II.
One day Marguerite entered his room with the announcement that some one wished to see him.
At first he made no reply. He lay stretched on a low couch with the immobility of a corpse and his upper eyelids met the lower in two fine pencilled lines like the eyes of the dead. His hair and beard, framing skin of deathly pallor, were also lifeless. His beautifully shaped right hand, thin almost to the point of transparency, rested limply on his coverlet.
Marguerite repeated: “Albert, there is some one who wants to see you.”
His figure suddenly stirred as if convulsed.
“I suppose another countryman to view my remains and then go back to Germany and lie about me!” A bitter smile appeared on his bloodless lips as he uttered these words with an irritable sneer. “I am sick of all visitors. They come here out of curiosity. The swine! What stories they have fabricated about me. I want friends, not visitors. And friends come only when one has something to give them!” He emitted a sigh. “Why should they come?” he soon added more bitterly. “Who wants to see misery!”
“This is a woman, Albert. She says she comes from Vienna——”
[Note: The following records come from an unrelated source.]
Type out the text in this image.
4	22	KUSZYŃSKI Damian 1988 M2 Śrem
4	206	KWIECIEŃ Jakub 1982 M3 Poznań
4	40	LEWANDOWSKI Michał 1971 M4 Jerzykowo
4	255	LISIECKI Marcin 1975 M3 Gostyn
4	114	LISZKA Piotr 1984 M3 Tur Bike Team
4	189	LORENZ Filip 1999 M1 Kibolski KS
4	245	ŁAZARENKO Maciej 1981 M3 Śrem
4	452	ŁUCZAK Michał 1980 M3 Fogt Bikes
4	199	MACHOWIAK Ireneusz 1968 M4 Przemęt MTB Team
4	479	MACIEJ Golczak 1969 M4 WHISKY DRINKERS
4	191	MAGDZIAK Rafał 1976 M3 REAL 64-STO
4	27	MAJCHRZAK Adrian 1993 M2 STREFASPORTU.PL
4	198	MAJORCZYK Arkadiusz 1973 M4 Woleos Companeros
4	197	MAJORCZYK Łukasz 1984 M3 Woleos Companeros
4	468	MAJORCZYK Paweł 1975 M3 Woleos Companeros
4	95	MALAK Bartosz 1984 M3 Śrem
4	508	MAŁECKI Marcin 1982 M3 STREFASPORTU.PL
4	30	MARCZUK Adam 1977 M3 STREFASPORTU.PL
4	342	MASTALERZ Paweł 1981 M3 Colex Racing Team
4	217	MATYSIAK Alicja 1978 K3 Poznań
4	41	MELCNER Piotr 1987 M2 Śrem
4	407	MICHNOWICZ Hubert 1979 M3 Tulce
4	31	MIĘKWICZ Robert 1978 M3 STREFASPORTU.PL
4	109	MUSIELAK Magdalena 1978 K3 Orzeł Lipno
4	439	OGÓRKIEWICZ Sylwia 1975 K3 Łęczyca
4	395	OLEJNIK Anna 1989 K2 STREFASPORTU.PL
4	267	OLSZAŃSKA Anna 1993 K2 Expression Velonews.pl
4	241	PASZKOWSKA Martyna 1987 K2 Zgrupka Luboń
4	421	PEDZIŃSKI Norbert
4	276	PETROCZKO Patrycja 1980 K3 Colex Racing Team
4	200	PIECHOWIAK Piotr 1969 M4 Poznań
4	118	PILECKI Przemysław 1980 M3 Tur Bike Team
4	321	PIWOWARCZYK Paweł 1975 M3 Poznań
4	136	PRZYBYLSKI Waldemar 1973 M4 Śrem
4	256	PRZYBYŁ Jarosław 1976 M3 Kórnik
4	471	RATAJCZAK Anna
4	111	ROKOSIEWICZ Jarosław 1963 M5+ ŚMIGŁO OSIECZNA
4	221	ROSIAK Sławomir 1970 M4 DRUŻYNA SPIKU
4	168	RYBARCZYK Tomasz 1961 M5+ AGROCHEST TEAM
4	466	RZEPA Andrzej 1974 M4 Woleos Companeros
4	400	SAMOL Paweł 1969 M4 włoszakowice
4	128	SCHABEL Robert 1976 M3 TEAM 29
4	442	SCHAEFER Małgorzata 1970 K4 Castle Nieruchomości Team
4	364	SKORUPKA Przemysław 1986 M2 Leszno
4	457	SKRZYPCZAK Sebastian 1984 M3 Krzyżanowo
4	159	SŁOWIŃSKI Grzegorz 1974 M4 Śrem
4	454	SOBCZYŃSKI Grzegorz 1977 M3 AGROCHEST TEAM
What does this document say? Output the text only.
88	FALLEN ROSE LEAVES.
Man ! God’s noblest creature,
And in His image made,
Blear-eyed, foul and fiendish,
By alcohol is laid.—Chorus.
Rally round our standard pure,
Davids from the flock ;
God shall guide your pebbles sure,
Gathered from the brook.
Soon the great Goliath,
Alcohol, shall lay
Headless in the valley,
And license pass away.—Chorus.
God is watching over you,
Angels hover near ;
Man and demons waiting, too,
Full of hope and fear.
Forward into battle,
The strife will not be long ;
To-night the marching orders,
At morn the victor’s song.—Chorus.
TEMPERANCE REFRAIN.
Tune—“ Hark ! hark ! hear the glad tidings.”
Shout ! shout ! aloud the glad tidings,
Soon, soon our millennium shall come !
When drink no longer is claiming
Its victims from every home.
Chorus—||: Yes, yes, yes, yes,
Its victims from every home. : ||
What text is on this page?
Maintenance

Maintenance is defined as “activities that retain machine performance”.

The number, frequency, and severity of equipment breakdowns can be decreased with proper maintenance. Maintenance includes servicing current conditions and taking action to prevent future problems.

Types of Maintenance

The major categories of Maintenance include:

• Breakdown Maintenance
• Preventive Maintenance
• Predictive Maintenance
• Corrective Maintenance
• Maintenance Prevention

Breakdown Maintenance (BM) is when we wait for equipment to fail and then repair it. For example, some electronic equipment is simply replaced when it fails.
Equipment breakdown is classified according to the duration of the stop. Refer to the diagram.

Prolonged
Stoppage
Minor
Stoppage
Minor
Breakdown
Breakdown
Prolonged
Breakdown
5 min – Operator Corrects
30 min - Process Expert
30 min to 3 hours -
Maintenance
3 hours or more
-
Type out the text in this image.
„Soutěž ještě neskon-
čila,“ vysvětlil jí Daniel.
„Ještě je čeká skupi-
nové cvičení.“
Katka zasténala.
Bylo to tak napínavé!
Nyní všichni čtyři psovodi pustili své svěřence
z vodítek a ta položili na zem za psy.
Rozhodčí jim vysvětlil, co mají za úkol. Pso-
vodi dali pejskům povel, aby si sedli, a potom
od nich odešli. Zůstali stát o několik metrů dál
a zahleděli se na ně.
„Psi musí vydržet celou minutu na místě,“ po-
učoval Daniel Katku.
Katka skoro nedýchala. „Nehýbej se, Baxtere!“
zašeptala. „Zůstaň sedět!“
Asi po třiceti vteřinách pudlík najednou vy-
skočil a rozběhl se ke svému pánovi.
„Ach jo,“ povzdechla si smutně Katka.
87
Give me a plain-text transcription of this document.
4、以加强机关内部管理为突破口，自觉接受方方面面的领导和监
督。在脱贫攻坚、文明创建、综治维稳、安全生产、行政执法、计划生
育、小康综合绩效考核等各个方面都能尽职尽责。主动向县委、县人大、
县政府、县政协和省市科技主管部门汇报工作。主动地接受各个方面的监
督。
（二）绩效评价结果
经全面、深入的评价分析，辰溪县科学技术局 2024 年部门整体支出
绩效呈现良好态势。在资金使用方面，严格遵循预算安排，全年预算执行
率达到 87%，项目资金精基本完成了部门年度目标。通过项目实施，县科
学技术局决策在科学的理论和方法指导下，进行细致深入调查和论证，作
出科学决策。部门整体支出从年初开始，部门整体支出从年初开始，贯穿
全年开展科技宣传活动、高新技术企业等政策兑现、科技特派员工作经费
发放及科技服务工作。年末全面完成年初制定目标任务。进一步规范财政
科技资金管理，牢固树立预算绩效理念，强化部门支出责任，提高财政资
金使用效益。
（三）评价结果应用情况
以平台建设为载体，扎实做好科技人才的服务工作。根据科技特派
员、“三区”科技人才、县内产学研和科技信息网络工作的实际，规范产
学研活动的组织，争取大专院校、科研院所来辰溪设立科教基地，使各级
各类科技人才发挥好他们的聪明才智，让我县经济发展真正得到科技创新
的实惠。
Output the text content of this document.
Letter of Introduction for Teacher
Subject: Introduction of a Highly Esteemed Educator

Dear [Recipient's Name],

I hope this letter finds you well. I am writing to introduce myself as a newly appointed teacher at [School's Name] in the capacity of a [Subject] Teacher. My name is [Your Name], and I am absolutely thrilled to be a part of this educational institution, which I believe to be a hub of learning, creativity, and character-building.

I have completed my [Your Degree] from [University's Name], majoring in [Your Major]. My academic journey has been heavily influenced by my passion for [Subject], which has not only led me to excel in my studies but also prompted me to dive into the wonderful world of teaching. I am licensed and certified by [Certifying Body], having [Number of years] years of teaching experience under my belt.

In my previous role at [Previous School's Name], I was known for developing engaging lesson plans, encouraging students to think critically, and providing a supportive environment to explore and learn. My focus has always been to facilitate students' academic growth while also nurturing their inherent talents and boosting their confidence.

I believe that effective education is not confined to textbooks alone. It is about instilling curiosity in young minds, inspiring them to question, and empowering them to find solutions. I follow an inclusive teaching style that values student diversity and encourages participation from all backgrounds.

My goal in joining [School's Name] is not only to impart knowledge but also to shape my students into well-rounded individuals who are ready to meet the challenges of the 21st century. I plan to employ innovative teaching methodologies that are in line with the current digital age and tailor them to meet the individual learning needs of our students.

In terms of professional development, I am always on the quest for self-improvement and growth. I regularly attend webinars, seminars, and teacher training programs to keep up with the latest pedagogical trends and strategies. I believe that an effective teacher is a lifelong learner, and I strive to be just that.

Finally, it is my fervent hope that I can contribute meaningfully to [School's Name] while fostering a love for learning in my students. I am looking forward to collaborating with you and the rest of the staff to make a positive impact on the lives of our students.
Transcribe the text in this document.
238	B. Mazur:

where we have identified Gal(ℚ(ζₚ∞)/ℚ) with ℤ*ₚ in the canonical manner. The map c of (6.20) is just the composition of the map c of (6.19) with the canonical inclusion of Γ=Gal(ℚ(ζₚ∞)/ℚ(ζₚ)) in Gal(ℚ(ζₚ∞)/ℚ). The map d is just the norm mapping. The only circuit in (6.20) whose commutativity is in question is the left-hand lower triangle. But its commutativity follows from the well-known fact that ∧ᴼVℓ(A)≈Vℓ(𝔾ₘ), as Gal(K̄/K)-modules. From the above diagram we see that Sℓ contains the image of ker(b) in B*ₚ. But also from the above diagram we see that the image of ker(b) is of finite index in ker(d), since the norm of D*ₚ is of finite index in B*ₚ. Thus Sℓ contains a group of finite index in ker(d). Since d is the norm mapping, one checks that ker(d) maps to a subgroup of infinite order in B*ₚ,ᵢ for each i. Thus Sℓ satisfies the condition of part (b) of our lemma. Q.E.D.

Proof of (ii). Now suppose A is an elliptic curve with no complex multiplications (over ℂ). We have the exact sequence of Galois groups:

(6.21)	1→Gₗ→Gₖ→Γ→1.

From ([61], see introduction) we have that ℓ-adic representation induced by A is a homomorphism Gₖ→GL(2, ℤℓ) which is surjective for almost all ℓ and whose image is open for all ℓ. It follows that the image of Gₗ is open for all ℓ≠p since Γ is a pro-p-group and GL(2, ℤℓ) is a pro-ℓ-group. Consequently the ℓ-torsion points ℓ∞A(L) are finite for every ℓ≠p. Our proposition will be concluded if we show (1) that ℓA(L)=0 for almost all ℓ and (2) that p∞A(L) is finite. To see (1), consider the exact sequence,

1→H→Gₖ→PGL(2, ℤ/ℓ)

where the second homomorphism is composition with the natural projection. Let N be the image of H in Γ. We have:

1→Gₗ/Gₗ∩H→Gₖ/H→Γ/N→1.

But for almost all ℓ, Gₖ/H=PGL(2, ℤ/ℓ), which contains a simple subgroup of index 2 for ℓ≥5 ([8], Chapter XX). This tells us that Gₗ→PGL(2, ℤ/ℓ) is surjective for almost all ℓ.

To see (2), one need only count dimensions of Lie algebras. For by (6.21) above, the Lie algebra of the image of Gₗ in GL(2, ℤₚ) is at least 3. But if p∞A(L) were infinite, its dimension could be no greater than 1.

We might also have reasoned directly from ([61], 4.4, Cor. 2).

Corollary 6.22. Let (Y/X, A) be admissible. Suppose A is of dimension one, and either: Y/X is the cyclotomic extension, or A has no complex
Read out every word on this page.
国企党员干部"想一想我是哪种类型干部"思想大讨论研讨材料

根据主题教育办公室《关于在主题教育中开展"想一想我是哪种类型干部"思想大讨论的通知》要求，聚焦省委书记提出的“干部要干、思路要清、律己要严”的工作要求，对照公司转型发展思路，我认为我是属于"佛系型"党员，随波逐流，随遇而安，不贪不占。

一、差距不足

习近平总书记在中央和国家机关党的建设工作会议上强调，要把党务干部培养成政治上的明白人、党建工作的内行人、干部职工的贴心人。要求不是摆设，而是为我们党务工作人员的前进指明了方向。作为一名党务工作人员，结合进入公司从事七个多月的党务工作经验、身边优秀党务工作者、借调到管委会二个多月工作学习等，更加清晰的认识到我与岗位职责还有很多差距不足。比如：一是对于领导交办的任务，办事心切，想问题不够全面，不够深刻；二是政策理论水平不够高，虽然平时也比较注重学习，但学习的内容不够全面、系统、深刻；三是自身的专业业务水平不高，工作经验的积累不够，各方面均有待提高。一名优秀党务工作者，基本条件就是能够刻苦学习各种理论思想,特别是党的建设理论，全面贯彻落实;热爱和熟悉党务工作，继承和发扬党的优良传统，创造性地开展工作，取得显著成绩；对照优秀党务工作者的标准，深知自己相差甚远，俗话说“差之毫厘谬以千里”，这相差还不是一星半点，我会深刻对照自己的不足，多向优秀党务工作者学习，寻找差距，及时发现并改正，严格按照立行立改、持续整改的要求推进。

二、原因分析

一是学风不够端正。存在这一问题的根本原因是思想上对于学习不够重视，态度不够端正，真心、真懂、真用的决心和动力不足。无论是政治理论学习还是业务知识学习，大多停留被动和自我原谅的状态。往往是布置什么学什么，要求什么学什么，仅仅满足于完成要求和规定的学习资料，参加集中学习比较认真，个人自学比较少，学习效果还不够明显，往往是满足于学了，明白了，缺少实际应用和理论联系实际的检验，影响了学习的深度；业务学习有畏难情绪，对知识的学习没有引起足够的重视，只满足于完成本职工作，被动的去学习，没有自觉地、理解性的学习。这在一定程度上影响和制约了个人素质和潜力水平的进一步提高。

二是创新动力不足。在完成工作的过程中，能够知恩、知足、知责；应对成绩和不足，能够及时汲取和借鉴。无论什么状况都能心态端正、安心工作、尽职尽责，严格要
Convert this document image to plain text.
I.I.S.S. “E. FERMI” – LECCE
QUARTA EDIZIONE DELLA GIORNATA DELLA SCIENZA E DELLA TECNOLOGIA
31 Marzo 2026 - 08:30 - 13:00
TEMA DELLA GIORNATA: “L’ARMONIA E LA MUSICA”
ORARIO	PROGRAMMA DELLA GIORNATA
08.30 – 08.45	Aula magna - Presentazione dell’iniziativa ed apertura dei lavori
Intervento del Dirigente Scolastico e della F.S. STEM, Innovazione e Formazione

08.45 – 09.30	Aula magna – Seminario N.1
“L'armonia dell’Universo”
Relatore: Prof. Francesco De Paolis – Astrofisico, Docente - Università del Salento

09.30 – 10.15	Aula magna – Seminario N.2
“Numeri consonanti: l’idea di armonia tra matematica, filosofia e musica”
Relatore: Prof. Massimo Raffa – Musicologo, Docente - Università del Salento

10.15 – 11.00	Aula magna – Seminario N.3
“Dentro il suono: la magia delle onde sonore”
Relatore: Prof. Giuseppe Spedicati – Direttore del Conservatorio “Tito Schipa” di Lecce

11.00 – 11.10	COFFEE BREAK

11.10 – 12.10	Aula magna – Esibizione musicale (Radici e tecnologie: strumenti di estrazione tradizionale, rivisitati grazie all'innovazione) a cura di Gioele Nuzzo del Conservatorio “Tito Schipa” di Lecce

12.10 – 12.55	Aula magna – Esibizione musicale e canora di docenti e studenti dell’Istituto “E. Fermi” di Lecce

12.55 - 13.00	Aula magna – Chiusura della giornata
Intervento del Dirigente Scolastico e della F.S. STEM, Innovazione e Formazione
“From Vienna—she is perhaps bringing me word that the director of the Royal theatre is to present one of my tragedies—he has promised me. Send her in.”
The next instant the corner of his mouth twitched, the crease between his eyes flattened, and digging his right elbow into the downy pillow underneath him, he raised his right side to a half-sitting posture and leaned against the prop of pillows at his head. A panting sigh betrayed the great effort of raising himself.
Presently a girl of about twenty-two stepped in, and as she caught sight of the half-blind, half-paralyzed figure her breathing almost stopped. For a bare second she halted as if she meant to retreat, but her blue eyes filled with tears and she whispered. “Bon jour.”